Making Sweet Music

I’ve come to a sad and shocking realisation – musical instruments are the work of evil.

What was I thinking? How could I ever have thought that giving two small boys (aged six and eight) instruments of volume could be a good idea? And why did no other parents (yes, that’s a dig at any chums who are reading this) flag up that the introduction of a guitar and a keyboard into the family abode would be about as welcome as gastroenteritis and fleas?

It all started when Low the Elder asked Santa for an electric guitar for Christmas. I should have said no. I should have resisted. But I had a flashing image of how cool he’ll be when he’s eighteen, dressed in boots, hat and jeans, chewing a cocktail stick as he casually strolls into a party with his gee-tar over his shoulder. Memo to self: must seek help for country music addiction. Of course, in the cold light of day that’s a ridiculous image – he’ll be at least thirty by the time I allow him to walk anywhere with a stick in his mouth without screeching, ‘Take that out right now in case you fall and swallow it!!!!’. I’m sure Johnny Cash’s mother did the same.

Inspired by his sibling’s success in the instrument-request department, my youngest son, aka ‘Me Too’ decided to get in touch with his inner Liberace and announced that he wanted a piano. Cue one letter to the fat bloke with the reindeers asking for his very own Steinway. With a backdrop of rising panic (and the thought of my bank manager rocking back and forward in the foetal position), I attempted to dissuade him with, ‘Sorry, sweetheart, but a piano would be too big to fit on Santa’s sleigh’. I thought I’d got away with it until he appeared the next morning in the closest thing he’s got to a starry little lamé number (a Captain America costume) and said, ‘Mum, if a piano is too big, how did Santa get the pool table here last year?’

Damn those superior superhero powers of logic.

This time, even husband diverted his attention from the holy wall box of Sky Sports for long enough to protest. He said it was a bad idea. He sat on his credit cards. He offered therapy. He threatened to cut off my Revel supplies. But did I listen?

No – because, inexplicably, my imagination kicked into overtime once more and my judgement was yet again clouded by notions of the future. My two boys both playing instruments? I was thinking Jonas Brothers (if you’re over thirty, ask a teenager). Maybe even the next Osmonds (but without the extra brothers and the superior dentistry). Or Bros without that third guy.

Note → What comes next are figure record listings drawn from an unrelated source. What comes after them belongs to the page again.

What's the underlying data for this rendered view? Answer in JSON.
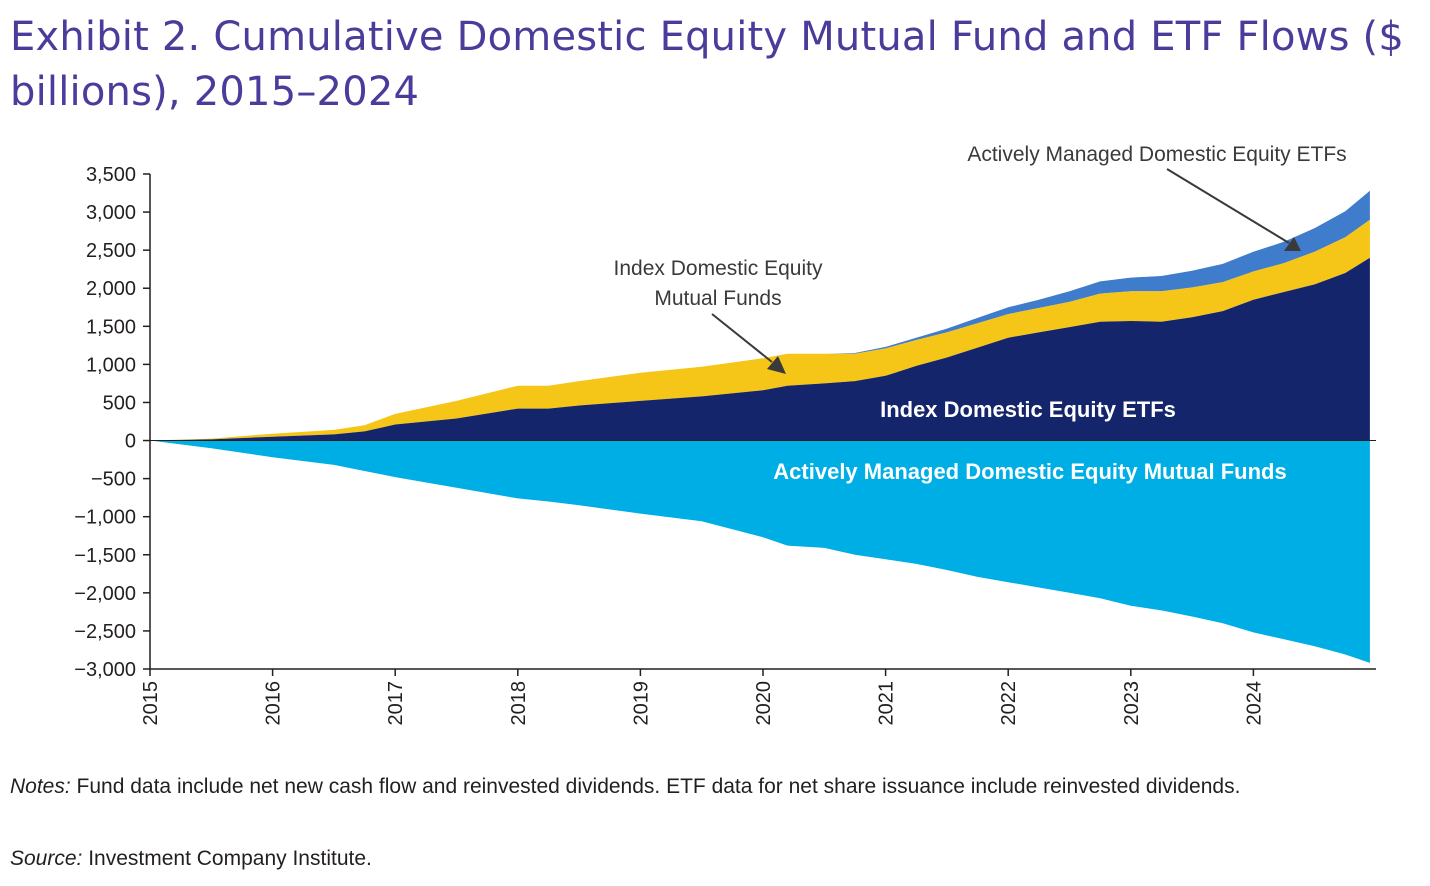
{
  "title": "Exhibit 2. Cumulative Domestic Equity Mutual Fund and ETF Flows ($ billions), 2015–2024",
  "notes_lead": "Notes:",
  "notes_text": " Fund data include net new cash flow and reinvested dividends. ETF data for net share issuance include reinvested dividends.",
  "source_lead": "Source:",
  "source_text": " Investment Company Institute.",
  "colors": {
    "index_etf": "#14256b",
    "index_mf": "#f5c518",
    "active_etf": "#3f7ccc",
    "active_mf": "#00aee6",
    "title": "#4a3c9a",
    "annotation": "#3a3a3a"
  },
  "chart_data": {
    "type": "area",
    "title": "Exhibit 2. Cumulative Domestic Equity Mutual Fund and ETF Flows ($ billions), 2015–2024",
    "xlabel": "",
    "ylabel": "",
    "xlim": [
      2015,
      2025
    ],
    "ylim": [
      -3000,
      3500
    ],
    "yticks": [
      3500,
      3000,
      2500,
      2000,
      1500,
      1000,
      500,
      0,
      -500,
      -1000,
      -1500,
      -2000,
      -2500,
      -3000
    ],
    "ytick_labels": [
      "3,500",
      "3,000",
      "2,500",
      "2,000",
      "1,500",
      "1,000",
      "500",
      "0",
      "−500",
      "−1,000",
      "−1,500",
      "−2,000",
      "−2,500",
      "−3,000"
    ],
    "xticks": [
      2015,
      2016,
      2017,
      2018,
      2019,
      2020,
      2021,
      2022,
      2023,
      2024
    ],
    "xtick_labels": [
      "2015",
      "2016",
      "2017",
      "2018",
      "2019",
      "2020",
      "2021",
      "2022",
      "2023",
      "2024"
    ],
    "grid": false,
    "x": [
      2015.0,
      2015.5,
      2016.0,
      2016.5,
      2016.75,
      2017.0,
      2017.5,
      2018.0,
      2018.25,
      2018.5,
      2019.0,
      2019.5,
      2020.0,
      2020.2,
      2020.5,
      2020.75,
      2021.0,
      2021.25,
      2021.5,
      2021.75,
      2022.0,
      2022.25,
      2022.5,
      2022.75,
      2023.0,
      2023.25,
      2023.5,
      2023.75,
      2024.0,
      2024.25,
      2024.5,
      2024.75,
      2024.95
    ],
    "series": [
      {
        "name": "Index Domestic Equity ETFs",
        "values": [
          0,
          15,
          50,
          80,
          120,
          210,
          290,
          420,
          420,
          460,
          520,
          580,
          660,
          720,
          750,
          780,
          850,
          980,
          1090,
          1220,
          1350,
          1420,
          1490,
          1560,
          1570,
          1560,
          1620,
          1700,
          1850,
          1950,
          2050,
          2200,
          2400
        ]
      },
      {
        "name": "Index Domestic Equity Mutual Funds",
        "values": [
          0,
          10,
          40,
          60,
          80,
          140,
          230,
          300,
          300,
          320,
          370,
          390,
          420,
          420,
          390,
          360,
          360,
          340,
          330,
          320,
          310,
          320,
          330,
          370,
          390,
          400,
          390,
          380,
          370,
          380,
          430,
          470,
          500
        ]
      },
      {
        "name": "Actively Managed Domestic Equity ETFs",
        "values": [
          0,
          0,
          0,
          0,
          0,
          0,
          0,
          0,
          0,
          0,
          0,
          0,
          0,
          0,
          0,
          10,
          20,
          30,
          50,
          70,
          90,
          110,
          140,
          160,
          180,
          200,
          220,
          240,
          260,
          280,
          310,
          340,
          380
        ]
      },
      {
        "name": "Actively Managed Domestic Equity Mutual Funds",
        "values": [
          0,
          -100,
          -220,
          -320,
          -400,
          -480,
          -620,
          -760,
          -800,
          -850,
          -960,
          -1060,
          -1270,
          -1380,
          -1410,
          -1500,
          -1560,
          -1620,
          -1700,
          -1790,
          -1860,
          -1930,
          -2000,
          -2070,
          -2170,
          -2230,
          -2310,
          -2400,
          -2520,
          -2610,
          -2700,
          -2810,
          -2920
        ]
      }
    ],
    "annotations": [
      {
        "text": "Actively Managed Domestic Equity ETFs",
        "style": "callout"
      },
      {
        "text": "Index Domestic Equity",
        "text2": "Mutual Funds",
        "style": "callout"
      },
      {
        "text": "Index Domestic Equity ETFs",
        "style": "inline"
      },
      {
        "text": "Actively Managed Domestic Equity Mutual Funds",
        "style": "inline"
      }
    ]
  }
}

What did we get? Oasis. Without the musical talent.

For the sake of marital longevity, I hereby offer an official public apology.

Come Christmas morning, Santa rustled up a keyboard and aforementioned electric guitar for the boys – the tinnitus for the parents came shortly after.

8 a.m. on Boxing Day, we were lying in bed being serenaded by what sounded like Liam and Noel Gallagher after a night on the batter, when husband nudged me. ‘Hear that? It’s the Hallelujah Chorus.’

‘It sounds nothing like it.’

‘I know that, but it’s what all the neighbours will say when they’re done.’

It’s hell. With sound effects. They play in the morning. They play in the evening. The play so much that I keep telling myself that maybe they’ll cross from noise pollution to a real tune some time in the next decade.

In the meantime, thankfully I’ve still got my oh-too-vivid imagination to see me through. I’ve dreamt up a whole new set of snapshots of the future… In every one of them, there’s Liam, there’s Noel and mum and dad are the ones in the earmuffs.